Why, when our state is always claiming how dire the budget is, do I have a training on SMART boards next week? I'm imagining SMART boards aren't cheap. Power point presentations do the trick. This thing is totally unnecessary.
Why did I take the SSM I test yesterday and pass with a 95%, only to have to wait 'til April to be able to apply for those jobs? Now I'm going to spend the next two months obsessively looking at the jobs available in that class, and hoping there is a non-supervisory one. I REALLY don't want to be a supervisor. I just want to make the money an SSM I makes.
Why am I still bothered by the fact that someone who was supposed to be my friend, hasn't contacted me since September? I want to know why, but I shouldn't care. I should feel blessed that someone who is that inconsiderate, is out of my life. But it still hurts, and bothers me. I have left three messages and that's all I can do. I'm officially done.

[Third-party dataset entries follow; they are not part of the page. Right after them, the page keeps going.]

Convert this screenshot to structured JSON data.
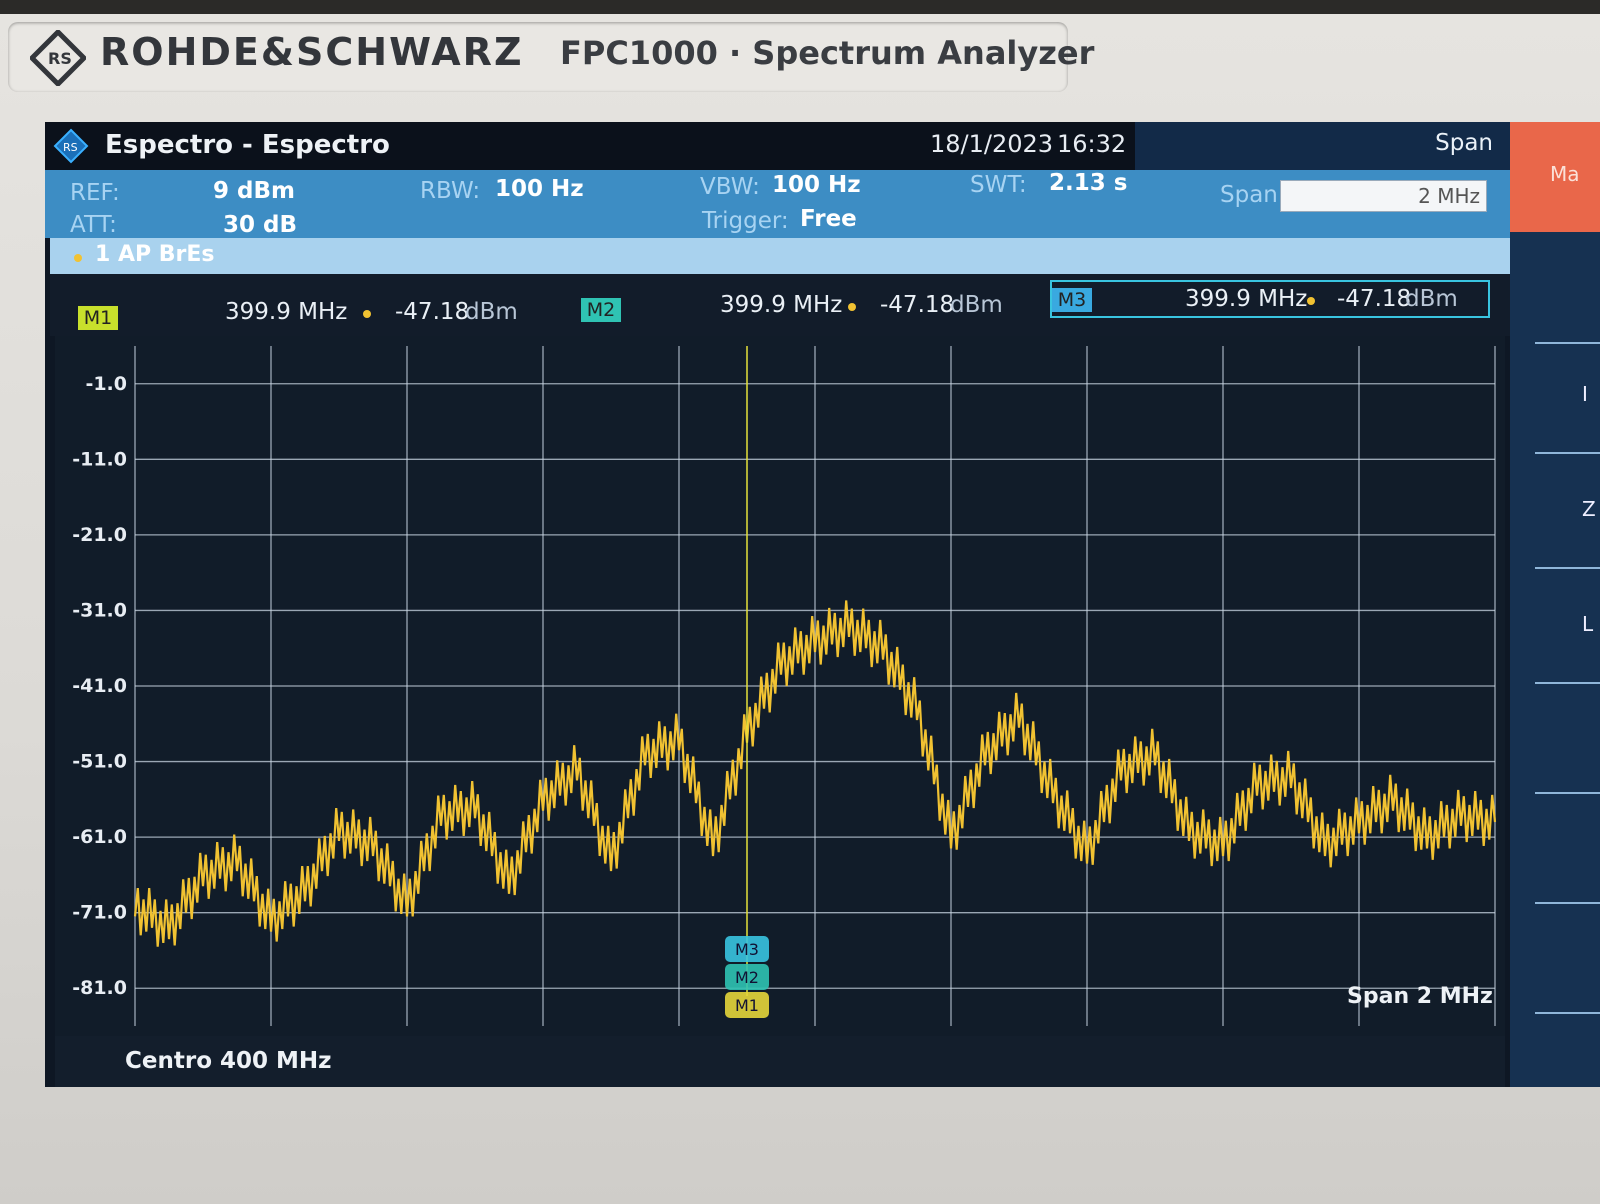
{
  "brand": {
    "name": "ROHDE&SCHWARZ",
    "model": "FPC1000 · Spectrum Analyzer"
  },
  "titlebar": {
    "title": "Espectro - Espectro",
    "date": "18/1/2023",
    "time": "16:32",
    "softkey_title": "Span"
  },
  "params": {
    "ref_label": "REF:",
    "ref_value": "9 dBm",
    "att_label": "ATT:",
    "att_value": "30 dB",
    "rbw_label": "RBW:",
    "rbw_value": "100 Hz",
    "vbw_label": "VBW:",
    "vbw_value": "100 Hz",
    "trigger_label": "Trigger:",
    "trigger_value": "Free",
    "swt_label": "SWT:",
    "swt_value": "2.13 s",
    "span_label": "Span",
    "span_value": "2 MHz"
  },
  "trace": {
    "label": "1 AP  BrEs",
    "color": "#f1c232"
  },
  "markers": [
    {
      "id": "M1",
      "freq": "399.9 MHz",
      "level": "-47.18",
      "unit": "dBm",
      "color": "#c8e02c"
    },
    {
      "id": "M2",
      "freq": "399.9 MHz",
      "level": "-47.18",
      "unit": "dBm",
      "color": "#2fc3b3"
    },
    {
      "id": "M3",
      "freq": "399.9 MHz",
      "level": "-47.18",
      "unit": "dBm",
      "color": "#39a9e0"
    }
  ],
  "side_tab": "Ma",
  "side_letters": [
    "I",
    "Z",
    "L"
  ],
  "footer": {
    "center": "Centro 400 MHz",
    "span": "Span 2 MHz"
  },
  "chart_data": {
    "type": "line",
    "y_ticks": [
      "-1.0",
      "-11.0",
      "-21.0",
      "-31.0",
      "-41.0",
      "-51.0",
      "-61.0",
      "-71.0",
      "-81.0"
    ],
    "ylim": [
      -86,
      4
    ],
    "xlim": [
      399,
      401
    ],
    "x_unit": "MHz",
    "y_unit": "dBm",
    "grid": true,
    "series": [
      {
        "x": [
          399.0,
          399.05,
          399.1,
          399.15,
          399.2,
          399.25,
          399.3,
          399.35,
          399.4,
          399.45,
          399.5,
          399.55,
          399.6,
          399.65,
          399.7,
          399.75,
          399.8,
          399.85,
          399.9,
          399.95,
          400.0,
          400.05,
          400.1,
          400.15,
          400.2,
          400.25,
          400.3,
          400.35,
          400.4,
          400.45,
          400.5,
          400.55,
          400.6,
          400.65,
          400.7,
          400.75,
          400.8,
          400.85,
          400.9,
          400.95,
          401.0
        ],
        "y": [
          -70,
          -73,
          -66,
          -64,
          -72,
          -68,
          -60,
          -62,
          -70,
          -58,
          -57,
          -67,
          -56,
          -52,
          -64,
          -50,
          -48,
          -62,
          -47,
          -38,
          -35,
          -33,
          -36,
          -44,
          -61,
          -50,
          -45,
          -55,
          -63,
          -52,
          -50,
          -60,
          -62,
          -54,
          -53,
          -62,
          -59,
          -56,
          -61,
          -58,
          -59
        ]
      }
    ],
    "markers_x": [
      399.9
    ]
  }
}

Why did I forget that I had dinner plans on Friday, and I have lunch plans? Yes, I can choose healthily when I dine out, but I don't. This is going to be a high calorie weekend.

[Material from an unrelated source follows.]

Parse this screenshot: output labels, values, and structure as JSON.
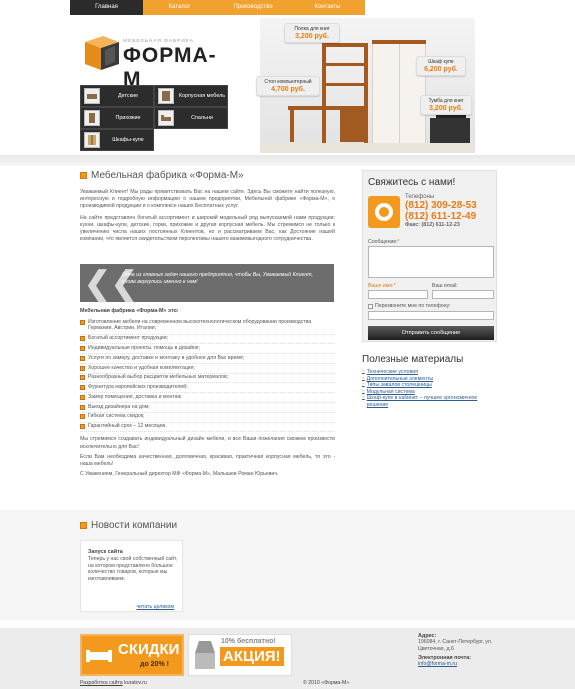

Why did the people who sit close to me in my office think the building randomly shook, when really it's that I shake my leg so hard without noticing, that the floor shakes? Now I'll hear someone ask, "Melanie, are you shaking your leg?" And I will stop and yell, "Sorry." It's one of my many strange behaviors I have no idea I'm doing 'til someone calls me on it. I also rock from side to side when I stand, like I'm trying to soothe an invisible baby.
Why did I quit drinking coffee, causing me to have caffeine withdrawal headaches all week? I know why, but right now I'm wondering if I shouldn't have decided to be a weekend drinker. I heart you caffeine!
Why was I in such a bitter mood yesterday, that I started thinking lame thoughts about my boyfriend, only to wake up this morning to a "You're probably asleep by now, but I can't wait to see you in a little bit!!!! xxxxOOOOOoooooXXXXX" email? I am lucky, and I like these notes that totally knock me down a notch, when I get in to lame Melanie mode.
Okay, that's enough random for one day. Except the random happy picture. I love community gardens. Especially renegade ones where people don't ask, but just start a garden in the empty lot next to their home or apartment. They make me very happy.